Match transformation is used to identify the duplicates in the data based on the match criteria and a weighted score.
This transformation is used to determine the duplicates and consolidate them.
Using this transform we can-
- Correct and standardize the data
- Employ the match standards
- Fill Empty / Null records
- Define a match strategy
Break Group: – Using the break group, we can break the data in to groups or buckets so that later when we want to do a comparison, the comparison happens with in that group or bucket.
First record among the duplicates will become the master and the remaining records will become the subordinate records.
We will see the Match Wizard for using the match transformation.
Create a batch job (Job_demo_match_Bstrec), Data flow (DF_match_br)
Here in this example we are using the excel spread sheet as source, so import that spread sheet to data services through file format and use it as source in the dataflow.
Sample source data:-
These types of records are potential duplicates as the system cannot identify them as Duplicate data. Using the BODS Match Transform we can identify such records based on the match strategy, match scores and match ranks. It also picks the first record as the master record and the remaining duplicates as the subordinate records. (Address and the phone columns)
Now select the source and right click and choose Run match wizard.
This will start the Match wizard-
Select the simple match and click on next.
Now we have to identify the match criteria, we can define more than one criteria at this stage on which we have to define the match-
Give the match set name and select the criteria from the drop down. Click on next
Here we are trying to a match on the data to identify the duplicates by defining match criteria as FIRM
Select the drop down next to firm and choose the field company name from the source and click on next.
Now we need to define the break key. As per the earlier definition, the break key breaks the data into different buckets, so that we can quickly perform the duplicate check, if searched within the bucket. This reduces the comparison and improves the performance. Here we are creating a break key on postal code. Give length to 5 and click Finish.
This completes the creation of match transformation. Drag a temp table from the right side pane and link the match transformation to the temp table and execute the job to see the result.

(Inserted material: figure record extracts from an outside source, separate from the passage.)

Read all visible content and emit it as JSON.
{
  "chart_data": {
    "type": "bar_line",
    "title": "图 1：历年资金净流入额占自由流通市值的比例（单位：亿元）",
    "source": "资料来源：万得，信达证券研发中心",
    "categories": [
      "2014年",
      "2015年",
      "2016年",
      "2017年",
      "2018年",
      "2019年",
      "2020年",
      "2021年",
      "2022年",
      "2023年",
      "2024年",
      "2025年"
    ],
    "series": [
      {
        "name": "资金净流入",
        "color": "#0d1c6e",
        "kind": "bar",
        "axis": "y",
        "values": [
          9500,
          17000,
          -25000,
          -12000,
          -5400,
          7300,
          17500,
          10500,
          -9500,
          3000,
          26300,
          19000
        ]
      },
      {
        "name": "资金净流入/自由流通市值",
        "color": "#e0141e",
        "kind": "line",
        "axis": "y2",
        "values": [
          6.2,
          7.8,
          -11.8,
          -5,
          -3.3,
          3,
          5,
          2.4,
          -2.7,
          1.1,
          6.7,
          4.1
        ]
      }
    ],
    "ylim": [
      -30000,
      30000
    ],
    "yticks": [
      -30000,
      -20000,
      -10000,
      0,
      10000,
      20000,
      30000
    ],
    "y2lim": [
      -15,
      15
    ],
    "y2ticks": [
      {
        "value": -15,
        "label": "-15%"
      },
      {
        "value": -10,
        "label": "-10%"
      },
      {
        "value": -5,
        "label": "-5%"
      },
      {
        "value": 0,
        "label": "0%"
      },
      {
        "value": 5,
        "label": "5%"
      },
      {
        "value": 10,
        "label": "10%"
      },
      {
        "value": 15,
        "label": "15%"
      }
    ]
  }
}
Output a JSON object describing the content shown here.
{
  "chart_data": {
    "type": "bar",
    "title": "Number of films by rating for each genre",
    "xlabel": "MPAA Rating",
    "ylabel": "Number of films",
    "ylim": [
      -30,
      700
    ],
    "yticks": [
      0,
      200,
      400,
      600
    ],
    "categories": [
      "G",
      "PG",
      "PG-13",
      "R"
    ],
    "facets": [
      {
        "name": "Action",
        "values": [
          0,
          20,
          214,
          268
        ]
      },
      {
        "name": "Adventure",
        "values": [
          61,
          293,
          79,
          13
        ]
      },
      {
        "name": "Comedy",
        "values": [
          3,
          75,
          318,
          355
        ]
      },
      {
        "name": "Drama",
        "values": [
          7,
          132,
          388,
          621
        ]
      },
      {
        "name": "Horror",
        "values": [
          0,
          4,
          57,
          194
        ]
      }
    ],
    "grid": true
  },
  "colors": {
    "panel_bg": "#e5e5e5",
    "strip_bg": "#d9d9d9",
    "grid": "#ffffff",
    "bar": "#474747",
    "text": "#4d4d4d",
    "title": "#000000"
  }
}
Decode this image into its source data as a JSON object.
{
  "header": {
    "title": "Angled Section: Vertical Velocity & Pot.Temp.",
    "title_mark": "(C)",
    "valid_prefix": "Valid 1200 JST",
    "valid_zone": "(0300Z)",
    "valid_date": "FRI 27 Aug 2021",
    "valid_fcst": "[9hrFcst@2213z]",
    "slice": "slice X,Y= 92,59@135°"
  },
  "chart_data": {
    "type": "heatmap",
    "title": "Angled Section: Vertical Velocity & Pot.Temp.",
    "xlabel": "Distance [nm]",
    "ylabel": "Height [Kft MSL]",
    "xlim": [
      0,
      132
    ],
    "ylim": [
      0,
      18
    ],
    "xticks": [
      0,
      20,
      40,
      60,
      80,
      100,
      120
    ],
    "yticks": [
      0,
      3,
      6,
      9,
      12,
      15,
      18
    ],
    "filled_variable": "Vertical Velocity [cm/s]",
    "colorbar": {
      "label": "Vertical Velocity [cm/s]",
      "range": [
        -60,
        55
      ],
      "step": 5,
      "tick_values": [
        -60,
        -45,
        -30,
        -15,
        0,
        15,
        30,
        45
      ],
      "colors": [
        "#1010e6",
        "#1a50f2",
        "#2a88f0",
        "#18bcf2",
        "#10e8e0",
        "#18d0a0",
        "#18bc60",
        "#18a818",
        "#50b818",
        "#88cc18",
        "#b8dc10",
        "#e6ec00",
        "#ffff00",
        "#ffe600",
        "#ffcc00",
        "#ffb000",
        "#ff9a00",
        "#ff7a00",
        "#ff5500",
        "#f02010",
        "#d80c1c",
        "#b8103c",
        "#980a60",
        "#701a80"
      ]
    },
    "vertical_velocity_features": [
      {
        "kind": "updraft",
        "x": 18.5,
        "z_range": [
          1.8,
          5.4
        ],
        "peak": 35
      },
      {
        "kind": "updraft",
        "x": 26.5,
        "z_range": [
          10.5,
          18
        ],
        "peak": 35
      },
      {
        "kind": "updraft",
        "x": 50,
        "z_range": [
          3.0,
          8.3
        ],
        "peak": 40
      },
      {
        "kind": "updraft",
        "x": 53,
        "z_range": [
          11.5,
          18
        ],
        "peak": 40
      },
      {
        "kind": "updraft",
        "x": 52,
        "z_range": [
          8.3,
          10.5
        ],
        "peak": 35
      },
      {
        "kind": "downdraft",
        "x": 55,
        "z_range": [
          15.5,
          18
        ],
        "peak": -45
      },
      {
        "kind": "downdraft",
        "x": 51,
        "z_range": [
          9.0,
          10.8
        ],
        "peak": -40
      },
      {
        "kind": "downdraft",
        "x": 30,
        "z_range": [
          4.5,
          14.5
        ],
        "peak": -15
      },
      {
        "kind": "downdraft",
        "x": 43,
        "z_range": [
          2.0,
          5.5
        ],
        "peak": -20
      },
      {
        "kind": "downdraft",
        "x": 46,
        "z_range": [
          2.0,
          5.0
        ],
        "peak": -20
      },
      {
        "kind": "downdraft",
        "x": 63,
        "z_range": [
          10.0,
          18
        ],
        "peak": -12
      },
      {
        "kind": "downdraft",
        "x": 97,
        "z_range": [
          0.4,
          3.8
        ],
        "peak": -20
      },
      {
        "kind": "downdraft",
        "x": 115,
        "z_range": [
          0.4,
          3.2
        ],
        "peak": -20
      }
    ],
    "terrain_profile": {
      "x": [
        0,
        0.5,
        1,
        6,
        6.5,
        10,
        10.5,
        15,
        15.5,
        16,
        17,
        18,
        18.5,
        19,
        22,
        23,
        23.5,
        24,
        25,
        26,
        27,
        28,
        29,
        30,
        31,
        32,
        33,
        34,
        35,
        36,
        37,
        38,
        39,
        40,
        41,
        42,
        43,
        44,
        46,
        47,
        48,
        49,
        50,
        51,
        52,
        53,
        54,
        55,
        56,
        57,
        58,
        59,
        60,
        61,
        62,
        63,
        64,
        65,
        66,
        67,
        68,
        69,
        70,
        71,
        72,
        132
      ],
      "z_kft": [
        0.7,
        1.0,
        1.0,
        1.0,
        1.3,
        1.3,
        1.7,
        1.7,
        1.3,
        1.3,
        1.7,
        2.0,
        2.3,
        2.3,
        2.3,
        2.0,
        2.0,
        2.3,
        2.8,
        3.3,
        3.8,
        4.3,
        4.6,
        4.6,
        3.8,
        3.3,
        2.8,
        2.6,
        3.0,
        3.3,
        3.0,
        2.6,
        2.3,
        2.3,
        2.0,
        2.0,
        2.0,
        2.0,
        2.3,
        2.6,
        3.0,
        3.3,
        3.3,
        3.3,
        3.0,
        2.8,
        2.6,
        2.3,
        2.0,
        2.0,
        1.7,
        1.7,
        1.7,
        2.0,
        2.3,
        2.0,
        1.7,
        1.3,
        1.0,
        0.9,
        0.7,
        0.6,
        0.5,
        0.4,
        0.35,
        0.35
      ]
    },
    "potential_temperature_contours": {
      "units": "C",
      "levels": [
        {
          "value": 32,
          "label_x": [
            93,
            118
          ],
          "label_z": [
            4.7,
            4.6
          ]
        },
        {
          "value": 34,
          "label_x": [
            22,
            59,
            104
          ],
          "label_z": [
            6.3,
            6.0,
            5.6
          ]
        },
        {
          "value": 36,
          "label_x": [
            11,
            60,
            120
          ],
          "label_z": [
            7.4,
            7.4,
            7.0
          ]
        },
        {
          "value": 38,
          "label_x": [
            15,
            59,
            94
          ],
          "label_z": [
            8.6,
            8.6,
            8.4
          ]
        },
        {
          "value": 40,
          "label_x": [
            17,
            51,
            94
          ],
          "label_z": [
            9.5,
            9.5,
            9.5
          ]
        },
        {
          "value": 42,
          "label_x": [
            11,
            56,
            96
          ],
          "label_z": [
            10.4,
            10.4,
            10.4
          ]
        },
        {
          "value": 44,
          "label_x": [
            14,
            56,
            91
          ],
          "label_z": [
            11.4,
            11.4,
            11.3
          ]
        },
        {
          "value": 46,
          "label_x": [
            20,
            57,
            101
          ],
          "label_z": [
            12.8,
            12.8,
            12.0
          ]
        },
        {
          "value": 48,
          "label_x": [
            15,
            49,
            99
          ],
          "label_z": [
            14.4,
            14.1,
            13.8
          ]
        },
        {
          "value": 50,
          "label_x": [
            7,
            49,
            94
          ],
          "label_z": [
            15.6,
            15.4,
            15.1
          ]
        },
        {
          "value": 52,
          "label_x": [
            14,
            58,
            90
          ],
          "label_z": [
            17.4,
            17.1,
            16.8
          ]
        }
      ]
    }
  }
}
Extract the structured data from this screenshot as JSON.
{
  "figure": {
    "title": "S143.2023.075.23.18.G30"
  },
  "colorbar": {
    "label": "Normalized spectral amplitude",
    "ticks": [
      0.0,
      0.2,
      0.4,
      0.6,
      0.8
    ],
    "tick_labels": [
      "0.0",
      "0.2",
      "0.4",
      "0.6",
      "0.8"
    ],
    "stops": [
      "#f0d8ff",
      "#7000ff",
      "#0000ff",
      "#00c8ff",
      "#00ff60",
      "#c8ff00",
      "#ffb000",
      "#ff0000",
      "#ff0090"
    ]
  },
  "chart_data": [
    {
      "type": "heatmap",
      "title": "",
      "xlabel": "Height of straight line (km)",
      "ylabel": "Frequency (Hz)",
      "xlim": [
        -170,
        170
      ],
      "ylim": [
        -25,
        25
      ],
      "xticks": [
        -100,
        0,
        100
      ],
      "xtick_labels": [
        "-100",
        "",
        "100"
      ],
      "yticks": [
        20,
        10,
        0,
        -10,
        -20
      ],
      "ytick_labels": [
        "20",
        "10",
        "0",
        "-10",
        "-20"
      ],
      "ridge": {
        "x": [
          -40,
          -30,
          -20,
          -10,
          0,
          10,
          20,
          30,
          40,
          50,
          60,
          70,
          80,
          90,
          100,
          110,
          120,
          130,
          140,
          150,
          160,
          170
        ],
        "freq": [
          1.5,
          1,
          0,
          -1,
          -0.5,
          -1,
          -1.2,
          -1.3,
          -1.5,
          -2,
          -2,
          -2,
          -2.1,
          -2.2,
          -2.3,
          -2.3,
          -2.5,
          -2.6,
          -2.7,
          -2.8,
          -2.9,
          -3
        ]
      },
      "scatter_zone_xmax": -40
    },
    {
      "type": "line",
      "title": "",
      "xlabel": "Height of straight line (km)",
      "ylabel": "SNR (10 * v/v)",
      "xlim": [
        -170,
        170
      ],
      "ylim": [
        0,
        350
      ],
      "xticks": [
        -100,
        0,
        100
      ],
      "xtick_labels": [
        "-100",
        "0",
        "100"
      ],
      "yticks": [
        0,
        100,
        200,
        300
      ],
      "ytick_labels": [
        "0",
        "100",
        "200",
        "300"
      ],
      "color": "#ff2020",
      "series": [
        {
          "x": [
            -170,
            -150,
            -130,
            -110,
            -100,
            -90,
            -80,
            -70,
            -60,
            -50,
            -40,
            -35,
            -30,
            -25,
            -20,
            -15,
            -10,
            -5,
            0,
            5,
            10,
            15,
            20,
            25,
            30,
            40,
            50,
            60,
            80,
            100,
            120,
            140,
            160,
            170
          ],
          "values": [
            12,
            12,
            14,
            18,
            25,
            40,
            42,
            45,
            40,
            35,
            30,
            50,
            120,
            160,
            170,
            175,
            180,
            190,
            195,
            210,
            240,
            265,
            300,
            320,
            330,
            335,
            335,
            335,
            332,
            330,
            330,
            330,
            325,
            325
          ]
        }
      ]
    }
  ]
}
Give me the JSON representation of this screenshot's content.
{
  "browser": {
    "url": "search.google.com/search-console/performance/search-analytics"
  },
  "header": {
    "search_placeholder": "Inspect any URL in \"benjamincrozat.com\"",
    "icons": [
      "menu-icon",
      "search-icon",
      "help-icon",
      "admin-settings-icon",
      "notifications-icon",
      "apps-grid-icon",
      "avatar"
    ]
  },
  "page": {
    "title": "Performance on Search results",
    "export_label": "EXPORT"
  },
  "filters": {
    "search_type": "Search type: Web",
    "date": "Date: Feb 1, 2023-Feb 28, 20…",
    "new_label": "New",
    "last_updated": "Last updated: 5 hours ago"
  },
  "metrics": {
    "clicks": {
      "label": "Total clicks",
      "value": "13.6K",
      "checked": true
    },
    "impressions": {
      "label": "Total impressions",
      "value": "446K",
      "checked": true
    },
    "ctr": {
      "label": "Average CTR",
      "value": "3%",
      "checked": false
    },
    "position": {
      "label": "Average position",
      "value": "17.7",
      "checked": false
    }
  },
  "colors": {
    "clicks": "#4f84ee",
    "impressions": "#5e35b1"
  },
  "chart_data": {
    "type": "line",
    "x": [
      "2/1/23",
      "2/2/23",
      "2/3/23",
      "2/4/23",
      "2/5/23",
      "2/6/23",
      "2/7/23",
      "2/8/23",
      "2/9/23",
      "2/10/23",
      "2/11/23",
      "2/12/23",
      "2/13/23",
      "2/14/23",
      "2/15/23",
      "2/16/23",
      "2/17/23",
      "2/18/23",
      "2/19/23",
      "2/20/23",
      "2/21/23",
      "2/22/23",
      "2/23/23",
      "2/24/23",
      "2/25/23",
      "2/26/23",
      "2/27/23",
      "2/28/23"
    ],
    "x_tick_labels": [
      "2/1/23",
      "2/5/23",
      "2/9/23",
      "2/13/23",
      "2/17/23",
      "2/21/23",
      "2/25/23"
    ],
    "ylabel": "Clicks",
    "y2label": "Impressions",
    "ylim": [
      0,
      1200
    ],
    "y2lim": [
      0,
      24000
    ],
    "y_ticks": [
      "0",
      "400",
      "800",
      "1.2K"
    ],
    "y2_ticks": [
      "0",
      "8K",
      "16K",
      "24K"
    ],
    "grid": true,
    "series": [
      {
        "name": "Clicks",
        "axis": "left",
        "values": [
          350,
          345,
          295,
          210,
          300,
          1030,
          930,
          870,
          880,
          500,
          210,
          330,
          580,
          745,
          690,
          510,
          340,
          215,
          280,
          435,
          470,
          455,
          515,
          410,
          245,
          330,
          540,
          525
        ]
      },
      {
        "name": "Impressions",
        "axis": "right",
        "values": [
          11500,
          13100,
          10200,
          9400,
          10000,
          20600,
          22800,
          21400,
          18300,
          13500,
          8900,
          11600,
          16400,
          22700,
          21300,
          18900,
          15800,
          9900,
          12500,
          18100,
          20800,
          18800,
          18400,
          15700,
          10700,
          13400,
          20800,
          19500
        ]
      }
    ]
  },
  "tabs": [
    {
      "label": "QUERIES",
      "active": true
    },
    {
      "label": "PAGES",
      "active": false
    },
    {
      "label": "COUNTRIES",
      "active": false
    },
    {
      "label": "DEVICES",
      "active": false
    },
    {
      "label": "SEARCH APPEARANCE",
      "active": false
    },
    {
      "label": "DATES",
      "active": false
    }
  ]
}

Save and execute the job to see the results of the match transformation.
The group number defines the number of groups of potential duplicates.
Group number, score, count, and rank are the extra fields that are added and based on them you can identify the duplicates.
Group number give break group number (here it is based on the postal code)
Match score gives the percentage of match (here its 100% match)
Click on the match transformation and go to options tab and click edit options button or right click on the transformation and click on “match editor” to create the best record strategy.
Best record is determined post match processing.
So we need to add the fields Address and phone number to the input tab of the match transformation.
Drag and drop the fields Address and phone number to the Input tab as above. Go to options tab and click on edit options button.
Right click on the Post match processing -> add -> Best Record
Now you will see the bellow screen.
Change the best record name as Addr_Best_Record as we are doing this for the Address Column and choose the values as below from the drop down.
Best record strategy: – Non-Blanks (a row with no blanks is a best record)
Strategy field:- Address ( as we are doing the best record for the address)
Posting per Destination: – Master (because we want to create the master record as the best record)
Post only once per Destination: – Yes
Best record action fields
Choose Address from the drop down in the source field and automatically the Address in the Destination Field is selected. Choose Yes for the custom if you want to wrote any custom python code and No if you don’t wish to.
Click on Apply and ok.
Repeat the same process for the field Phone for the best record.
Delete the fields Address and Phone from Schema out
Now go to the Output tab and choose the fields (address and phone) you want to display in the schema out. These columns will display the new best record values.
Save and execute the job to see the below results in the target table.
Now you can notice that the Address and the Phone values are posted in the master record.
You can also uncheck the fields Group number, score, count and rank if you don’t wish them to be displayed in the target table.